Ce qui distingue particulièrement les Afghans occidentaux des Afghans orientaux, c’est le grand nombre des tribus pastorales.

Les tentes, qui sont universellement en usage chez les tribus de l’ouest, sont d’une étoffe de laine noire, ou plutôt d’un grossier camelot.

Il ne faut pas croire, d’après cela, que tous les Afghans de l’ouest soient bergers. Quoique les contrées réservées au pâturage soient plus étendues que les districts cultivés, le nombre des habitans des villes ou des villages excède de beaucoup la quantité des hommes qui appartiennent aux hordes nomades.

La longueur du pays des Douraunées peut être de cent quarante lieues ; la largeur est de quarante lieues environ.

Cette tribu est la principale parmi les Afghans. Son gouvernement a dicté naguère des lois, de la mer Caspienne aux bords du Gange ; il n’a pas été sans influence en Perse, en Tartarie, et même chez les Marattes.

Le peuple avoit autrefois le nom d’Abdoullies. Ahmed-Shah, par suite d’une vision où il aperçut en songe un saint fameux, changea cette dénomination en celle de Douraunées, et prit lui-même le nom de Shah-Dourée-Douraun. Il paroît que leurs ancêtres sont descendus des montagnes de Ghore dans les plaines du Khorassan.

Les Populzyes sont la branche la plus éminente des Douraunées ; c’est d’eux que les rois de Caboul tirent leur origine.

La population totale de cette contrée peut s’éléver à un million d’àmes.

Le gouvernement des Douraunées diffère considérablement de celui des tribus républicaines dont il a été parlé jusqu’ici ; cependant il n’y a pas de doute que, dans le principe, il a été formé sur le même modèle.

La différence vient principalement du plus grand rapprochement où les Douraunées se trouvent du roi, et de la manière dont les seigneurs tiennent leurs propriétés, à titre de fiefs militaires.

Le roi est le chef héréditaire de la tribu, et cette circonstance justifie la vénération des Douraunées pour la famille des Suddozyes, qui est la maison régnante. Il est aussi le chef de leurs guerriers.
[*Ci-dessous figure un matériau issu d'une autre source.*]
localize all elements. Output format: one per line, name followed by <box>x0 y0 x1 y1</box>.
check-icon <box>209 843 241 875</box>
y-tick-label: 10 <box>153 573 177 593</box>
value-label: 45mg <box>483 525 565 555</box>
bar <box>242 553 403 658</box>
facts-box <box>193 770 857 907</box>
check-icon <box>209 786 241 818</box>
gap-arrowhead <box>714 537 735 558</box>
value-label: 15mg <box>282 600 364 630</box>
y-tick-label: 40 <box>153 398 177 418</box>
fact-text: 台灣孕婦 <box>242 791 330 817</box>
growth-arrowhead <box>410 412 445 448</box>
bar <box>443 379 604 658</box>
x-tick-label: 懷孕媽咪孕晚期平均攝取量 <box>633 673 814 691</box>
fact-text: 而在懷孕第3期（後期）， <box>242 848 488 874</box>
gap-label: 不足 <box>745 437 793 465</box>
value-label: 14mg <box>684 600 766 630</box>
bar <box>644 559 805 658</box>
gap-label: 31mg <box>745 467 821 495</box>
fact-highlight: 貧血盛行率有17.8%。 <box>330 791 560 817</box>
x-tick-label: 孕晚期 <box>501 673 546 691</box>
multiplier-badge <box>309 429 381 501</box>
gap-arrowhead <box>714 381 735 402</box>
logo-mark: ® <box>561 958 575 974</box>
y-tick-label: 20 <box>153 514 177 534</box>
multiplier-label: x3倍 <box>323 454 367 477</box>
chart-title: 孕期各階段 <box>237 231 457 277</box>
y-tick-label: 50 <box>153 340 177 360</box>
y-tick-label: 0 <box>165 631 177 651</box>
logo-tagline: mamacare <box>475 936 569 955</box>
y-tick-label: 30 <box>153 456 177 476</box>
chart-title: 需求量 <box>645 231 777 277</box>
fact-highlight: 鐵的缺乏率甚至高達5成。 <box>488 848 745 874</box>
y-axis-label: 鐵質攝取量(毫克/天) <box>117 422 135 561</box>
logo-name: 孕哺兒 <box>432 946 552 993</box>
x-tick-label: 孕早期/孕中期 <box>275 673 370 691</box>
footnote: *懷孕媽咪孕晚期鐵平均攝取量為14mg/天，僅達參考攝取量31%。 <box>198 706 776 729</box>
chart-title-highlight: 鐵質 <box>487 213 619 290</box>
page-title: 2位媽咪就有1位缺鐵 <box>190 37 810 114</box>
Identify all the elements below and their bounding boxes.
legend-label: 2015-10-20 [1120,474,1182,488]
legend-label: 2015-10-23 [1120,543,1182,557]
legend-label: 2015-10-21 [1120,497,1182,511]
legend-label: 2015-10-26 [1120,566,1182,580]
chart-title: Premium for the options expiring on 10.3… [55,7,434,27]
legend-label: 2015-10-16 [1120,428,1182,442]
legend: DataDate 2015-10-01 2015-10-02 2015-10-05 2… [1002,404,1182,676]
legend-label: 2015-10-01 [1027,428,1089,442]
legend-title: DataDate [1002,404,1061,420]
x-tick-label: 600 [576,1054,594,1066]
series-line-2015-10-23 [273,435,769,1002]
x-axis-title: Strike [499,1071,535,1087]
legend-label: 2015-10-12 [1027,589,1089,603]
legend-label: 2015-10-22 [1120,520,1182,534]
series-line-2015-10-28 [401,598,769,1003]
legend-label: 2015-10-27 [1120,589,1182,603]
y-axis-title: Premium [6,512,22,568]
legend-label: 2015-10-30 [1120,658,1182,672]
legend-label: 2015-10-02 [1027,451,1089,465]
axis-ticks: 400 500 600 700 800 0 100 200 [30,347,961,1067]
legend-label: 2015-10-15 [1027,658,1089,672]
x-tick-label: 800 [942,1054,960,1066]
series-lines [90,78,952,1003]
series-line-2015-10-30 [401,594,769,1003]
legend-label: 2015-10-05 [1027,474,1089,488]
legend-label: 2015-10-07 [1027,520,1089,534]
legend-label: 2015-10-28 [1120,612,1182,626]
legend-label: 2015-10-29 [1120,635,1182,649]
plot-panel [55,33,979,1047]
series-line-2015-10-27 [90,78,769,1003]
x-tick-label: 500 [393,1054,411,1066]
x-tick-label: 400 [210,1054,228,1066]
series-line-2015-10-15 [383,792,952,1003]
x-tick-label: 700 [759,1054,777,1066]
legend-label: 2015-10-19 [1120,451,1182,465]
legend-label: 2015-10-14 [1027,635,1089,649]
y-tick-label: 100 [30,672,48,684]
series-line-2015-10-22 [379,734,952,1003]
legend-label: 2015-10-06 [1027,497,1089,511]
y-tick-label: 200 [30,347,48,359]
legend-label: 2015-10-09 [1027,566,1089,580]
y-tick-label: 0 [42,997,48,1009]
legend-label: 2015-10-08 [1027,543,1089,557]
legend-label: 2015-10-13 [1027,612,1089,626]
Tout ce pays fut autrefois conquis par Nadir-Schah, qui ne le rendit qu’à la condition expresse que les habitans lui fourniroient un cavalier par chaque charrue employée à la culture. Ce tribut envers le monarque persan a continué d’être exigé par la dynastie afghane, qui a succédé à ses droits et à ses prétentions.
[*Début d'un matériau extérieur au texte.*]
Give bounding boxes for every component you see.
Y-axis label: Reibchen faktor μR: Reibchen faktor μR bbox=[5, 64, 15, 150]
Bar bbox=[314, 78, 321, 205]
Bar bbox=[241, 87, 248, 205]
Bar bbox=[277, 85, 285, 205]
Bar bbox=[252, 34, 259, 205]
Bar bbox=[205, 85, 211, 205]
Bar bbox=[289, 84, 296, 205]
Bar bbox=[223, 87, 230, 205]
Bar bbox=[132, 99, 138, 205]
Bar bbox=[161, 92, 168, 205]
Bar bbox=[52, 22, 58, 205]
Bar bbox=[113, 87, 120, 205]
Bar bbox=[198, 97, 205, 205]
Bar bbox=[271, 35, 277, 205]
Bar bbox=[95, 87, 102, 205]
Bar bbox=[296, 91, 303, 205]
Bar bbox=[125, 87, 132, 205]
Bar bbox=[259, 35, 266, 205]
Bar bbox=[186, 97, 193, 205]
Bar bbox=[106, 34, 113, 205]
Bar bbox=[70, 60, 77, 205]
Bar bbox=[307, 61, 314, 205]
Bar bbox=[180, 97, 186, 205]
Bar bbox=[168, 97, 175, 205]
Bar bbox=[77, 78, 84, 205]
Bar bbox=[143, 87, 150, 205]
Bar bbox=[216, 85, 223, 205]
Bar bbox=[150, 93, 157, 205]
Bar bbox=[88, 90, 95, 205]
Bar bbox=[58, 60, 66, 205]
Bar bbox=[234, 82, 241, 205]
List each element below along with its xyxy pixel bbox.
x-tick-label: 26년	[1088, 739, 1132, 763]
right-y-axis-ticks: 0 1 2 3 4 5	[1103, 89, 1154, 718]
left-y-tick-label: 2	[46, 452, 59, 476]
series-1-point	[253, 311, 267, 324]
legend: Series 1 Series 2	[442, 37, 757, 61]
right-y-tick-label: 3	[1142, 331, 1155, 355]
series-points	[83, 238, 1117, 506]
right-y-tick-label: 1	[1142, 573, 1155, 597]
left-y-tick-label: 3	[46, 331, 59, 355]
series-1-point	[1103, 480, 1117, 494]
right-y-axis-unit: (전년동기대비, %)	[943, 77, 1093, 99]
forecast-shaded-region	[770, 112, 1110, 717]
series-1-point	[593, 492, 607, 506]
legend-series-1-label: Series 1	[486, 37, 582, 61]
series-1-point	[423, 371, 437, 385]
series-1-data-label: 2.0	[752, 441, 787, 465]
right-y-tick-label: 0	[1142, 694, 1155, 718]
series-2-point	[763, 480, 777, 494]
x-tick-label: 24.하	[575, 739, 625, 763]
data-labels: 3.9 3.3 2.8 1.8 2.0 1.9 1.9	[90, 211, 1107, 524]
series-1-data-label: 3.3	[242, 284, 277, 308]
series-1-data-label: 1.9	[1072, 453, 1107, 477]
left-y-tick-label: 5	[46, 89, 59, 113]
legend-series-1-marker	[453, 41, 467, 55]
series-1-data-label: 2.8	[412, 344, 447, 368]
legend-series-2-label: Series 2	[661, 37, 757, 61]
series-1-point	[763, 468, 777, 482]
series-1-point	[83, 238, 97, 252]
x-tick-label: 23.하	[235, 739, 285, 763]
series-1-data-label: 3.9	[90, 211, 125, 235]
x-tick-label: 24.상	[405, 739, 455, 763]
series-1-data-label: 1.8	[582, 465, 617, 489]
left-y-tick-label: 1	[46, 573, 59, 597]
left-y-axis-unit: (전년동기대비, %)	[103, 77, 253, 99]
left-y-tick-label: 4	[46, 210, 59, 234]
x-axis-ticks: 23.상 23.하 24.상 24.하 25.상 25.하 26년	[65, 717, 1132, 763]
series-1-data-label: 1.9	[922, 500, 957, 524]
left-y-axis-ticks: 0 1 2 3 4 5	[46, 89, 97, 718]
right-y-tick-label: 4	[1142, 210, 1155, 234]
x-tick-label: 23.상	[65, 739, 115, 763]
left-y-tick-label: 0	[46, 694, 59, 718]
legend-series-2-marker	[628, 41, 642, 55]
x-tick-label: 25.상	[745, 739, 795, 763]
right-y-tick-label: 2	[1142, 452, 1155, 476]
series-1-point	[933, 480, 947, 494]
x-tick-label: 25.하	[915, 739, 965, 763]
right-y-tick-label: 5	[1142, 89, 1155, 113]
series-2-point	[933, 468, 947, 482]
Les officiers de cette milice à cheval sont les magistrats civils des pays affectés à leurs cantonnemens[1].

Ce régime, entièrement militaire, donne beaucoup plus de pouvoir aux sirdars qu’aux chefs des autres tribus. Leur crédit est encore augmenté par les postes brillans et lucratifs qu’ils occupent à la cour. On pourroit croire, d’après cela, que les sirdars sont les plus fermes appuis d’un monarque à qui ils doivent tout. Cependant l’autorité même dont ils jouissent sur leurs hordes les excitent à affecter de l’indépendance. Ils se bornent à soutenir les droits de la dynastie des Suddozyes ; mais ils sont toujours prêts à faire passer sans scrupule la couronne d’un membre de cette famille à un autre. Voilà pourquoi le prince, dépendant du caprice des seigneurs, est obligé de leur accorder plus de pouvoir qu’il ne le voudroit.

Un tel ordre de choses, tout vicieux qu’il est, contribue singulièrement au bonheur des peuples. Il importe à la fois au roi et aux grands de se rendre populaires. Il existe peu de sociétés où l’on ait autant d’égards aux vœux et à l’opinion des administrés. Entr’autres privilèges, les Douraunées ne paient aucune taxe sur le revenu, et l’on sait que cet impôt est, en Asie, la source des oppressions les plus criantes. Les troupes n’ont point la permission de marauder sur leurs terres. Ils ne s’aperçoivent qu’ils sont sujets que par la nécessité de contribuer au recrutement des armées.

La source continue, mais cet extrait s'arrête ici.